An engaging collection of observations about honeybees and their activities.--Publishers Weekly.
World famous author and former police lieutenant T.M.Drake struggles with an agonizing literary dry spell after his wife's fatal bout with cancer in 1998. Now a widower in July of 2002, he battles with life itself, as well as the business of composition. Not a creative sentence on paper for months. That is, until Friday night, when neighbor Nicole Banks dies in a fiery explosion at her home one block down the street. The result of defective plumbing? Lana Sands, her workmate at a local fitness center, insists that an unknown assailant murdered the lovely young widow - and Miss Sands fears she will be next.

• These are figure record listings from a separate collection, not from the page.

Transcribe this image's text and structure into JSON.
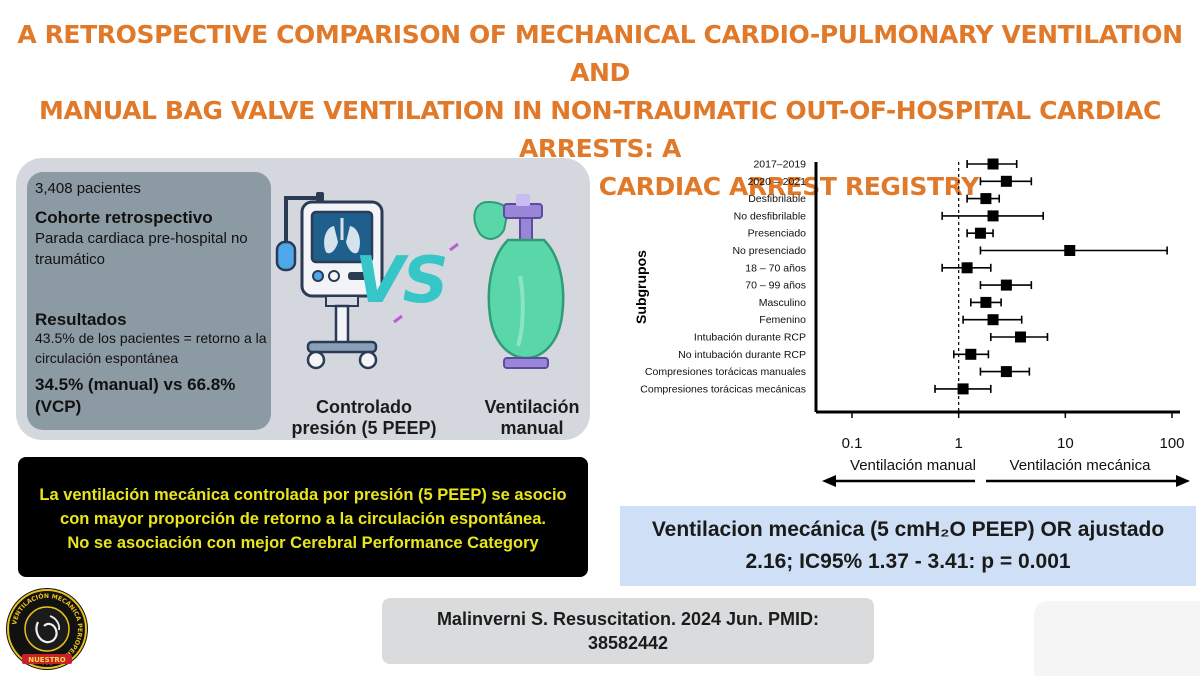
{
  "title": {
    "line1": "A RETROSPECTIVE COMPARISON OF MECHANICAL CARDIO-PULMONARY VENTILATION AND",
    "line2": "MANUAL BAG VALVE VENTILATION IN NON-TRAUMATIC OUT-OF-HOSPITAL CARDIAC ARRESTS: A",
    "line3": "STUDY FROM THE BELGIAN CARDIAC ARREST REGISTRY"
  },
  "summary": {
    "patients": "3,408 pacientes",
    "cohort_heading": "Cohorte retrospectivo",
    "cohort_text": "Parada cardiaca pre-hospital no traumático",
    "results_heading": "Resultados",
    "results_text": "43.5% de los pacientes = retorno a la circulación espontánea",
    "results_values": "34.5% (manual) vs 66.8% (VCP)"
  },
  "comparison": {
    "left_caption": "Controlado presión (5 PEEP)",
    "vs_label": "VS",
    "right_caption": "Ventilación manual"
  },
  "conclusion": {
    "line1": "La ventilación mecánica controlada por presión (5 PEEP) se asocio",
    "line2": "con mayor proporción de retorno a la circulación espontánea.",
    "line3": "No  se asociación con mejor Cerebral Performance Category"
  },
  "result": {
    "line1": "Ventilacion mecánica (5 cmH₂O PEEP) OR ajustado",
    "line2": "2.16; IC95% 1.37 - 3.41: p = 0.001"
  },
  "citation": {
    "line1": "Malinverni S. Resuscitation. 2024 Jun. PMID:",
    "line2": "38582442"
  },
  "logo": {
    "ring_text": "VENTILACIÓN MECÁNICA PERIOPERATORIA",
    "banner_text": "NUESTRO"
  },
  "colors": {
    "title": "#e07a2a",
    "vs": "#37c6c8",
    "conclusion_text": "#e8e61a",
    "result_bg": "#cfdff5",
    "panel_bg": "#d4d8de",
    "summary_bg": "#8c9aa4"
  },
  "chart_data": {
    "type": "forest",
    "scale": "log",
    "xlim": [
      0.1,
      100
    ],
    "xticks": [
      0.1,
      1,
      10,
      100
    ],
    "xtick_labels": [
      "0.1",
      "1",
      "10",
      "100"
    ],
    "reference_line": 1,
    "ylabel": "Subgrupos",
    "left_direction_label": "Ventilación manual",
    "right_direction_label": "Ventilación mecánica",
    "rows": [
      {
        "label": "2017–2019",
        "or": 2.1,
        "lo": 1.2,
        "hi": 3.5
      },
      {
        "label": "2020 – 2021",
        "or": 2.8,
        "lo": 1.6,
        "hi": 4.8
      },
      {
        "label": "Desfibrilable",
        "or": 1.8,
        "lo": 1.2,
        "hi": 2.4
      },
      {
        "label": "No desfibrilable",
        "or": 2.1,
        "lo": 0.7,
        "hi": 6.2
      },
      {
        "label": "Presenciado",
        "or": 1.6,
        "lo": 1.2,
        "hi": 2.1
      },
      {
        "label": "No presenciado",
        "or": 11,
        "lo": 1.6,
        "hi": 90
      },
      {
        "label": "18 – 70 años",
        "or": 1.2,
        "lo": 0.7,
        "hi": 2.0
      },
      {
        "label": "70 – 99 años",
        "or": 2.8,
        "lo": 1.6,
        "hi": 4.8
      },
      {
        "label": "Masculino",
        "or": 1.8,
        "lo": 1.3,
        "hi": 2.5
      },
      {
        "label": "Femenino",
        "or": 2.1,
        "lo": 1.1,
        "hi": 3.9
      },
      {
        "label": "Intubación durante RCP",
        "or": 3.8,
        "lo": 2.0,
        "hi": 6.8
      },
      {
        "label": "No intubación durante RCP",
        "or": 1.3,
        "lo": 0.9,
        "hi": 1.9
      },
      {
        "label": "Compresiones torácicas manuales",
        "or": 2.8,
        "lo": 1.6,
        "hi": 4.6
      },
      {
        "label": "Compresiones torácicas mecánicas",
        "or": 1.1,
        "lo": 0.6,
        "hi": 2.0
      }
    ]
  }
}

In this fortuitous twist of fate, Tom (Drake) and Lana become personally (and romantically) involved as they delve into the cause of Miss Banks' demise. Questions (and bodies) mount and their lives curiously resemble one of Drake's recent best sellers. Who is the second victim discovered in the rubble of that explosion, and why is he there? When Nicky's married suitor dies a few days later, is this another accident - or murder? What about the death of Nicole's analyst not long after the other 'mishaps'? And finally, do these events have anything to do with the fact that Mrs. Banks' husband perished in the World Trade Center Tragedy the previous year? So many questions emerge over such a few days in the placid world of Tom's home town: York, Pennsylvania. The answers change his life forever, in this tale of healing and renewal for Thomas Michael Drake.